PARIS (Reuters) -Kering reported a bigger-than-expected drop in second-quarter sales and forecast a weak second half, as the French luxury group works to revive its key label Gucci while facing subdued demand from Chinese shoppers.

Sales at the French luxury group which also owns labels Boucheron and Balenciaga, fell to 4.5 billion euros ($4.9 billion), an 11% drop on an organic basis, which strips out currency effects and acquisitions.

The figure was below analyst expectations for a 9% drop, according to a Visible Alpha consensus.

Kering (EPA:PRTP) said second-half operating income could fall by around 30%, following a 42% drop in the first half to 1.6 billion euros.

"There was a deterioration of the trends in June that so far are persisting in July," deputy CEO Jean-Marc Duplaix said on a call with analysts.

However, chief financial officer Armelle Poulou told reporters that the forecast smaller decline in operating profit in the second half compared with the past six months was based on a gradual improvement in revenue, especially for Gucci.

Kering's American Depository Receipts (ADRs) were down about 8% in New York, extending earlier losses after the results were released.

On Tuesday, sector bellwether LVMH's quarterly results missed expectations as sales rose 1%, offering few signs that a pickup is around the corner, and sending shares in the luxury goods sector down on Wednesday.

Kering's Paris-listed shares had traded at their lowest level since 2017 ahead of its results which came after European trading.

Sales at Gucci fell 19% in the quarter, showing no improvement from the first three months, and below analyst expectations for a 16% decline, according to a Visible Alpha consensus.

Kering has been revamping Gucci, the century-old Italian fashion house which accounts for half of group sales and two-thirds of profit.

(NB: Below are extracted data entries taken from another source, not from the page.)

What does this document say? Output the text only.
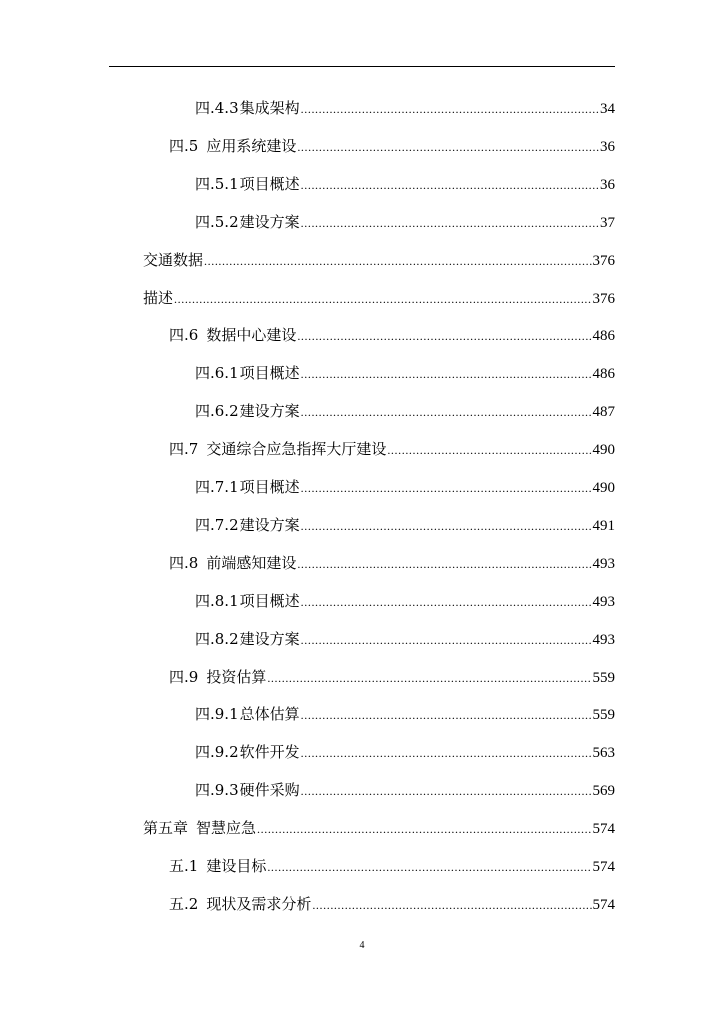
四.4.3 集成架构 .....	34
四.5 应用系统建设 .....	36
四.5.1 项目概述 .....	36
四.5.2 建设方案 .....	37
交通数据 .....	376
描述 .....	376
四.6 数据中心建设 .....	486
四.6.1 项目概述 .....	486
四.6.2 建设方案 .....	487
四.7 交通综合应急指挥大厅建设 .....	490
四.7.1 项目概述 .....	490
四.7.2 建设方案 .....	491
四.8 前端感知建设 .....	493
四.8.1 项目概述 .....	493
四.8.2 建设方案 .....	493
四.9 投资估算 .....	559
四.9.1 总体估算 .....	559
四.9.2 软件开发 .....	563
四.9.3 硬件采购 .....	569
第五章 智慧应急 .....	574
五.1 建设目标 .....	574
五.2 现状及需求分析 .....	574
4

Minimalist designs from new creative director Sabato de Sarno, which began trickling into stores earlier this year, are key to the reset and push upmarket, in a bid to cater to wealthier clients who are more immune to economic headwinds.

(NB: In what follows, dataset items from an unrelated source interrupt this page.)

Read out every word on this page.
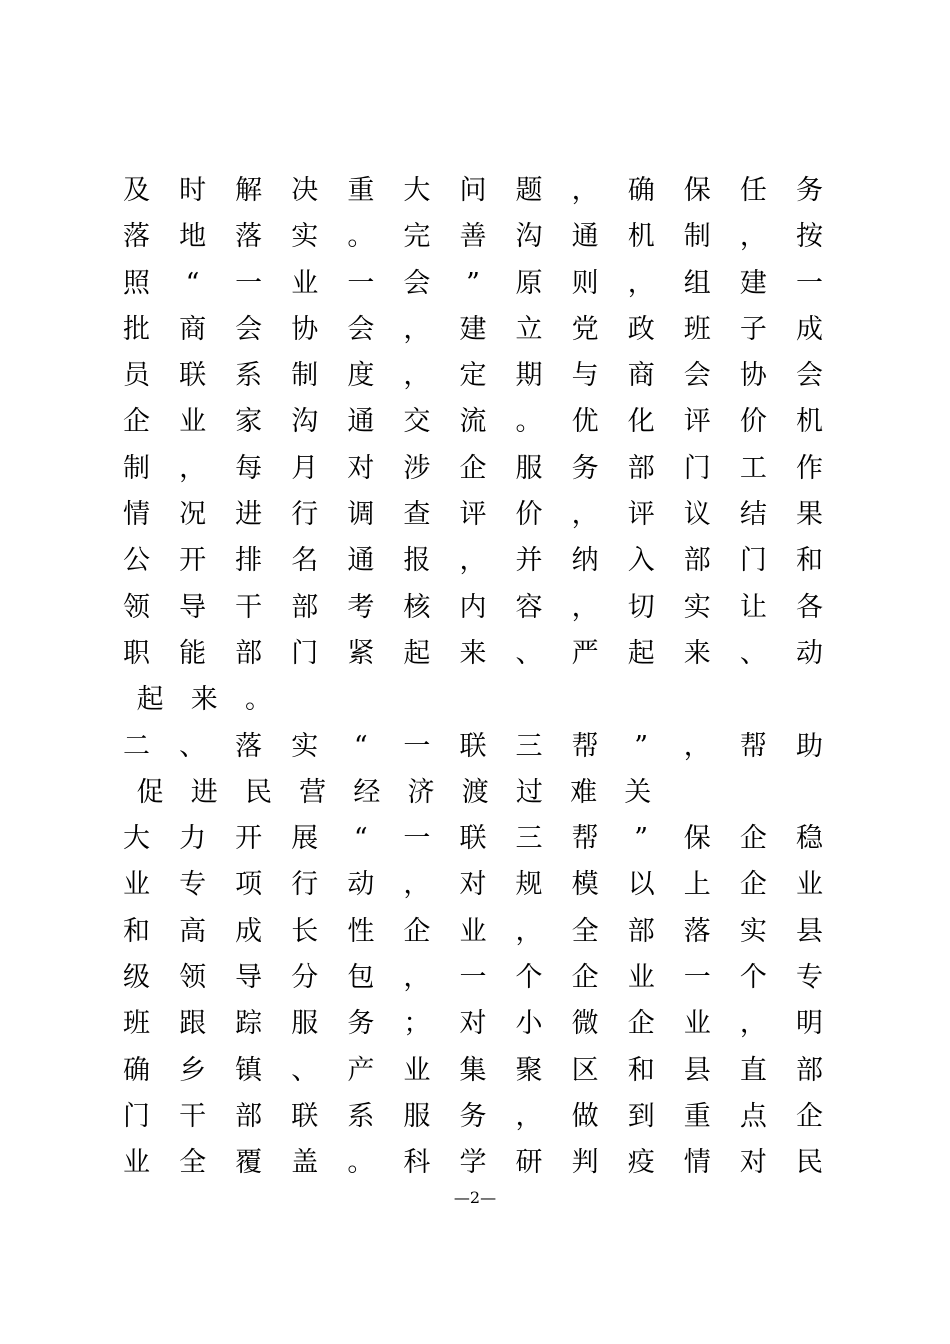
及 时 解 决 重 大 问 题 ， 确 保 任 务
落 地 落 实 。 完 善 沟 通 机 制 ， 按
照 “ 一 业 一 会 ” 原 则 ， 组 建 一
批 商 会 协 会 ， 建 立 党 政 班 子 成
员 联 系 制 度 ， 定 期 与 商 会 协 会
企 业 家 沟 通 交 流 。 优 化 评 价 机
制 ， 每 月 对 涉 企 服 务 部 门 工 作
情 况 进 行 调 查 评 价 ， 评 议 结 果
公 开 排 名 通 报 ， 并 纳 入 部 门 和
领 导 干 部 考 核 内 容 ， 切 实 让 各
职 能 部 门 紧 起 来 、 严 起 来 、 动
起	来	。
二 、 落 实 “ 一 联 三 帮 ” ， 帮 助
促	进	民	营	经	济	渡	过	难	关
大 力 开 展 “ 一 联 三 帮 ” 保 企 稳
业 专 项 行 动 ， 对 规 模 以 上 企 业
和 高 成 长 性 企 业 ， 全 部 落 实 县
级 领 导 分 包 ， 一 个 企 业 一 个 专
班 跟 踪 服 务 ； 对 小 微 企 业 ， 明
确 乡 镇 、 产 业 集 聚 区 和 县 直 部
门 干 部 联 系 服 务 ， 做 到 重 点 企
业 全 覆 盖 。 科 学 研 判 疫 情 对 民
—2—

Poulou said that the designs had been well received and the rollout was on track.

But the efforts have been complicated by a downturn in the global luxury market, while China's rebound - traditionally Gucci's most coveted market - was clouded by a property crisis and high youth unemployment as Western markets came down from a post-pandemic splurge.

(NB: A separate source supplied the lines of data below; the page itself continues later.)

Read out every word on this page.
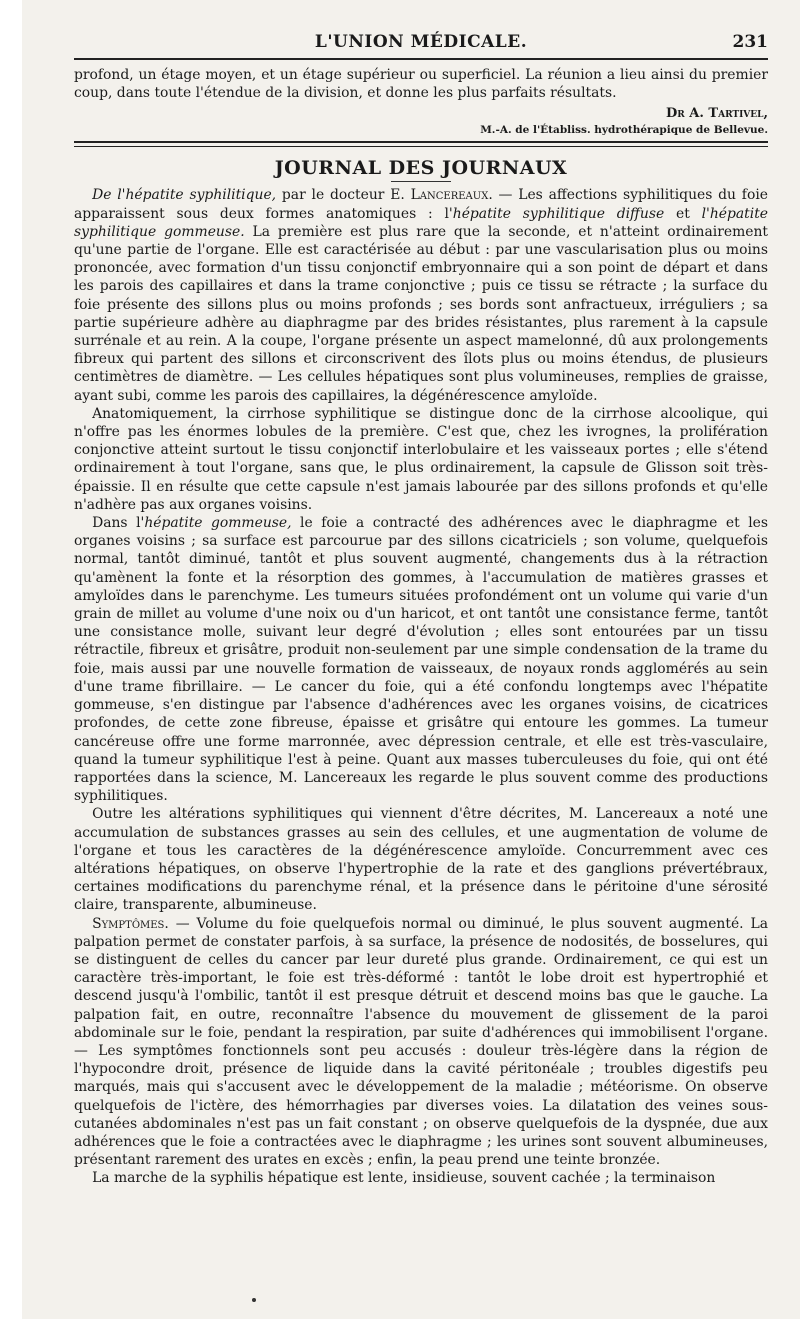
L'UNION MÉDICALE.	231

profond, un étage moyen, et un étage supérieur ou superficiel. La réunion a lieu ainsi du premier coup, dans toute l'étendue de la division, et donne les plus parfaits résultats.

Dr A. Tartivel,
M.-A. de l'Établiss. hydrothérapique de Bellevue.
JOURNAL DES JOURNAUX

De l'hépatite syphilitique, par le docteur E. Lancereaux. — Les affections syphilitiques du foie apparaissent sous deux formes anatomiques : l'hépatite syphilitique diffuse et l'hépatite syphilitique gommeuse. La première est plus rare que la seconde, et n'atteint ordinairement qu'une partie de l'organe. Elle est caractérisée au début : par une vascularisation plus ou moins prononcée, avec formation d'un tissu conjonctif embryonnaire qui a son point de départ et dans les parois des capillaires et dans la trame conjonctive ; puis ce tissu se rétracte ; la surface du foie présente des sillons plus ou moins profonds ; ses bords sont anfractueux, irréguliers ; sa partie supérieure adhère au diaphragme par des brides résistantes, plus rarement à la capsule surrénale et au rein. A la coupe, l'organe présente un aspect mamelonné, dû aux prolongements fibreux qui partent des sillons et circonscrivent des îlots plus ou moins étendus, de plusieurs centimètres de diamètre. — Les cellules hépatiques sont plus volumineuses, remplies de graisse, ayant subi, comme les parois des capillaires, la dégénérescence amyloïde.

Anatomiquement, la cirrhose syphilitique se distingue donc de la cirrhose alcoolique, qui n'offre pas les énormes lobules de la première. C'est que, chez les ivrognes, la prolifération conjonctive atteint surtout le tissu conjonctif interlobulaire et les vaisseaux portes ; elle s'étend ordinairement à tout l'organe, sans que, le plus ordinairement, la capsule de Glisson soit très-épaissie. Il en résulte que cette capsule n'est jamais labourée par des sillons profonds et qu'elle n'adhère pas aux organes voisins.

Dans l'hépatite gommeuse, le foie a contracté des adhérences avec le diaphragme et les organes voisins ; sa surface est parcourue par des sillons cicatriciels ; son volume, quelquefois normal, tantôt diminué, tantôt et plus souvent augmenté, changements dus à la rétraction qu'amènent la fonte et la résorption des gommes, à l'accumulation de matières grasses et amyloïdes dans le parenchyme. Les tumeurs situées profondément ont un volume qui varie d'un grain de millet au volume d'une noix ou d'un haricot, et ont tantôt une consistance ferme, tantôt une consistance molle, suivant leur degré d'évolution ; elles sont entourées par un tissu rétractile, fibreux et grisâtre, produit non-seulement par une simple condensation de la trame du foie, mais aussi par une nouvelle formation de vaisseaux, de noyaux ronds agglomérés au sein d'une trame fibrillaire. — Le cancer du foie, qui a été confondu longtemps avec l'hépatite gommeuse, s'en distingue par l'absence d'adhérences avec les organes voisins, de cicatrices profondes, de cette zone fibreuse, épaisse et grisâtre qui entoure les gommes. La tumeur cancéreuse offre une forme marronnée, avec dépression centrale, et elle est très-vasculaire, quand la tumeur syphilitique l'est à peine. Quant aux masses tuberculeuses du foie, qui ont été rapportées dans la science, M. Lancereaux les regarde le plus souvent comme des productions syphilitiques.

Outre les altérations syphilitiques qui viennent d'être décrites, M. Lancereaux a noté une accumulation de substances grasses au sein des cellules, et une augmentation de volume de l'organe et tous les caractères de la dégénérescence amyloïde. Concurremment avec ces altérations hépatiques, on observe l'hypertrophie de la rate et des ganglions prévertébraux, certaines modifications du parenchyme rénal, et la présence dans le péritoine d'une sérosité claire, transparente, albumineuse.

Symptômes. — Volume du foie quelquefois normal ou diminué, le plus souvent augmenté. La palpation permet de constater parfois, à sa surface, la présence de nodosités, de bosselures, qui se distinguent de celles du cancer par leur dureté plus grande. Ordinairement, ce qui est un caractère très-important, le foie est très-déformé : tantôt le lobe droit est hypertrophié et descend jusqu'à l'ombilic, tantôt il est presque détruit et descend moins bas que le gauche. La palpation fait, en outre, reconnaître l'absence du mouvement de glissement de la paroi abdominale sur le foie, pendant la respiration, par suite d'adhérences qui immobilisent l'organe. — Les symptômes fonctionnels sont peu accusés : douleur très-légère dans la région de l'hypocondre droit, présence de liquide dans la cavité péritonéale ; troubles digestifs peu marqués, mais qui s'accusent avec le développement de la maladie ; météorisme. On observe quelquefois de l'ictère, des hémorrhagies par diverses voies. La dilatation des veines sous-cutanées abdominales n'est pas un fait constant ; on observe quelquefois de la dyspnée, due aux adhérences que le foie a contractées avec le diaphragme ; les urines sont souvent albumineuses, présentant rarement des urates en excès ; enfin, la peau prend une teinte bronzée.

La marche de la syphilis hépatique est lente, insidieuse, souvent cachée ; la terminaison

Kering said Gucci experienced a marked decrease in Asia-Pacific. Group revenues from Chinese consumers, both at home and abroad, fell 25% during the quarter, Poulou told analysts on a call.

© Reuters. FILE PHOTO: The logo of French luxury group Kering is seen at Kering headquarters in Paris, France, February 13, 2023. REUTERS/Sarah Meyssonnier/File Photo

Despite higher revenue in Japan, Kering's sales in Asia fell 25% in the second quarter, with Poulou pointing to large declines in Hong Kong and Macau.